One of the advisory boards that I sit on had a very heated debate between farmers and growers and how the Administration’s proposed tariffs on steel and aluminum could dramatically hurt our food economy.
Agriculture is one of the largest economic sectors in the largest export markets for the United States, Adam Kantrovich, associate professor of agribusiness at Clemson University, told Greenville online, and it is likely the first place other countries would turn to retaliate and it could impact the country’s food suppliers.
China, one of the top purchasers of U.S. farm goods has already revealed a list of tariffs on 128 U.S. products, which includes a 15 percent tariff increase on products like nuts, wine and fresh and dried fruit and a 25 percent tariff increase on some other products like pork.
What this means for consumers is likely not as clear, Kantrovich says, but in the world of global economics, it is possible the impact could trickle down to grocery store shelves eventually. And at the very least, it will likely mean even more fluctuation for the already volatile agricultural market.
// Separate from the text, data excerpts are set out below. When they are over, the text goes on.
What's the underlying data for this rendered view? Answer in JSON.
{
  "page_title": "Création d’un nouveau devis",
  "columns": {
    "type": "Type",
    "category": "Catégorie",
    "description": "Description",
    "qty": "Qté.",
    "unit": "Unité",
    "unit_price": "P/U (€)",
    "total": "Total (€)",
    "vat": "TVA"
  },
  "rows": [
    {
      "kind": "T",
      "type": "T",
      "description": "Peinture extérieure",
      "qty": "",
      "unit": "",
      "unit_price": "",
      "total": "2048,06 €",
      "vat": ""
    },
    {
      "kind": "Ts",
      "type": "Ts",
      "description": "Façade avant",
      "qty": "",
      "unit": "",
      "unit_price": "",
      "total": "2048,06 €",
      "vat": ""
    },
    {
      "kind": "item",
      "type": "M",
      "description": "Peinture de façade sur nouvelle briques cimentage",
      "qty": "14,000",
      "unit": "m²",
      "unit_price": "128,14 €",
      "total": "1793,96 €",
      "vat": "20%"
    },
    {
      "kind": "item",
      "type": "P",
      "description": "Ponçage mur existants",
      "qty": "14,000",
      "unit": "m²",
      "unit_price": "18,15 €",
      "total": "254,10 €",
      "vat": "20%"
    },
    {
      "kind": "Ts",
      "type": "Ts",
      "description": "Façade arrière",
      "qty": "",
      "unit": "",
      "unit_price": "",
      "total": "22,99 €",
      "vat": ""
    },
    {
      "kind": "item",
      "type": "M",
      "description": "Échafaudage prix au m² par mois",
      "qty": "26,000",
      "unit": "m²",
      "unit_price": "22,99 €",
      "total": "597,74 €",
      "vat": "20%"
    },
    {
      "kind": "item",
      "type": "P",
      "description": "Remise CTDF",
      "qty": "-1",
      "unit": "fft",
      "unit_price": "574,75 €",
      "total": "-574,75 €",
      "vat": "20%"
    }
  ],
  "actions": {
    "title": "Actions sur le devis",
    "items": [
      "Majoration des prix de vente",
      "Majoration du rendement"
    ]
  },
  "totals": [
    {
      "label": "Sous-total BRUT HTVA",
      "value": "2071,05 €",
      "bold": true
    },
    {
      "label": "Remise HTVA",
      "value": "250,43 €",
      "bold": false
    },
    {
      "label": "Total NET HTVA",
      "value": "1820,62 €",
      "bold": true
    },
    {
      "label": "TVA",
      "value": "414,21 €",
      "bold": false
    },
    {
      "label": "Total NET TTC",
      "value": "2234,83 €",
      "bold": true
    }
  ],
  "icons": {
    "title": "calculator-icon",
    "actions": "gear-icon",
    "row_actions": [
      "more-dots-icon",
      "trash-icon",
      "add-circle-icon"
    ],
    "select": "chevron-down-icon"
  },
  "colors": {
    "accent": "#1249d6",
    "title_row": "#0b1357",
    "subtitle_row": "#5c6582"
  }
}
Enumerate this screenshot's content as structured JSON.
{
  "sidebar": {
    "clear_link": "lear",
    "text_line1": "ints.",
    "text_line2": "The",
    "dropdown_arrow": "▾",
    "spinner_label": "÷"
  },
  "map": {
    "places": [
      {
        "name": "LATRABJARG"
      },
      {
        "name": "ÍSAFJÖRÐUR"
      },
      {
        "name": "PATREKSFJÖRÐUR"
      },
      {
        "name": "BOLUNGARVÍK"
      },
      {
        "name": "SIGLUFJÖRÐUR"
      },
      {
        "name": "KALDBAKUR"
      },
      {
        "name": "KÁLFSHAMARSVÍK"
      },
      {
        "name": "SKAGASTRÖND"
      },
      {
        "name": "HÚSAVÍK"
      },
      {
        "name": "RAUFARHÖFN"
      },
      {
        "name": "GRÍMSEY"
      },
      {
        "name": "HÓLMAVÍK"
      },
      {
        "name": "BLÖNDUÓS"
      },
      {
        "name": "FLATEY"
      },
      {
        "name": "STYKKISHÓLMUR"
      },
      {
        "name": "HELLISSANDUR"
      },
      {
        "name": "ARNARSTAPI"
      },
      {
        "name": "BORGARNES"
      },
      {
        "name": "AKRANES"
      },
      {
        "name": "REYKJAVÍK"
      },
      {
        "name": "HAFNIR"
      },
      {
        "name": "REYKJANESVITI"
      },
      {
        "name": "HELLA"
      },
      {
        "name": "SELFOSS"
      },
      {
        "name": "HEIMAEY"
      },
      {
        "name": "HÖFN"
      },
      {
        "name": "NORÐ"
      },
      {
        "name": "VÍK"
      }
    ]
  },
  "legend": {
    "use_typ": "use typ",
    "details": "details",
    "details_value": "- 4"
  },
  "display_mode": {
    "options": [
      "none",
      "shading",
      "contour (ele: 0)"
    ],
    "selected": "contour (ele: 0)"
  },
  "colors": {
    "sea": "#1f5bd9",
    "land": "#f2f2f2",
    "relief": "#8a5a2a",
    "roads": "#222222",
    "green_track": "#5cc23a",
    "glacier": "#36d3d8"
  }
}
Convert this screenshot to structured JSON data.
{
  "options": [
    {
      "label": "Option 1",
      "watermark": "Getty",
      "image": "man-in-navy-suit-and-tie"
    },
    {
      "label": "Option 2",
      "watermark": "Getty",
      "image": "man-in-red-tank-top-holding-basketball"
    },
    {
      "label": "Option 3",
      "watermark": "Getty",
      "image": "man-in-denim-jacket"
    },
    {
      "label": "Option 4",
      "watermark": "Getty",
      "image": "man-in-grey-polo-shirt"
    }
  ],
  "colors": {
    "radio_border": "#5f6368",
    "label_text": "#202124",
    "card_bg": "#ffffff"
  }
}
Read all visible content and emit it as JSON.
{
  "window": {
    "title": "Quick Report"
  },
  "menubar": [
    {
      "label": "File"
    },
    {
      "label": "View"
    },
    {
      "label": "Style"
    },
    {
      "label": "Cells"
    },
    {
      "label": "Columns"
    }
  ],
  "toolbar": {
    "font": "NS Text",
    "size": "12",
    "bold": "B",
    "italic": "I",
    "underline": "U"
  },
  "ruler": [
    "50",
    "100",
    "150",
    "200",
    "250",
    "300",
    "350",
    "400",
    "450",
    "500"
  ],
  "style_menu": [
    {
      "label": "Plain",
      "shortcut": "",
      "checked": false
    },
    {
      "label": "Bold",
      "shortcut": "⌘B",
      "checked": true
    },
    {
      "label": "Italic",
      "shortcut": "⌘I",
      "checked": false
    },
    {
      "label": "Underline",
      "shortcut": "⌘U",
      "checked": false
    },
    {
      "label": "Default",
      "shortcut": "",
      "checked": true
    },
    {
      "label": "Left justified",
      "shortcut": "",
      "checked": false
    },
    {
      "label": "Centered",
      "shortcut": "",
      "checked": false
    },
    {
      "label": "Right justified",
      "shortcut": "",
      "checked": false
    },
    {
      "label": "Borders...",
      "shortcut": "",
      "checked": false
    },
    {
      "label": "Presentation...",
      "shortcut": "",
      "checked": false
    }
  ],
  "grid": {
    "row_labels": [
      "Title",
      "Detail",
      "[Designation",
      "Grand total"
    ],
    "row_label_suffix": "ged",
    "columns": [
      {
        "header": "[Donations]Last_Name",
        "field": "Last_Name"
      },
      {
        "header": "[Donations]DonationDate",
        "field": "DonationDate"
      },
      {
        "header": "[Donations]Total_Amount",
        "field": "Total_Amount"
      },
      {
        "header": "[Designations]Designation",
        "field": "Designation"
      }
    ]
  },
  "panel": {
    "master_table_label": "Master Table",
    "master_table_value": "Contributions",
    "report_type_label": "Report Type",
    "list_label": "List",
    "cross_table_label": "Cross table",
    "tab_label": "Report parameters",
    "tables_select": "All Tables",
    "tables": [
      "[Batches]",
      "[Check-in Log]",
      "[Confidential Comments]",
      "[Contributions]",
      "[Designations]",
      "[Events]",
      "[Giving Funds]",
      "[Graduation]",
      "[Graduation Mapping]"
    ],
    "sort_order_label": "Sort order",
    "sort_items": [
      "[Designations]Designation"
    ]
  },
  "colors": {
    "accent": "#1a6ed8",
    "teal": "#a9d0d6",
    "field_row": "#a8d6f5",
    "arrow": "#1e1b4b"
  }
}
Since agriculture is the No. 1 export for the U.S., it is the easiest and likeliest target for other countries. Nationally, exports of agricultural goods have averaged nearly $140 billion since 2010, while imports have hovered around $100 billion, according to data from the United States Department of Agriculture’s Economic Research Service. Among the country’s largest exports are commodity products — soybeans, rice, wheat, corn.
China is the largest importer of U.S. soybeans in the world.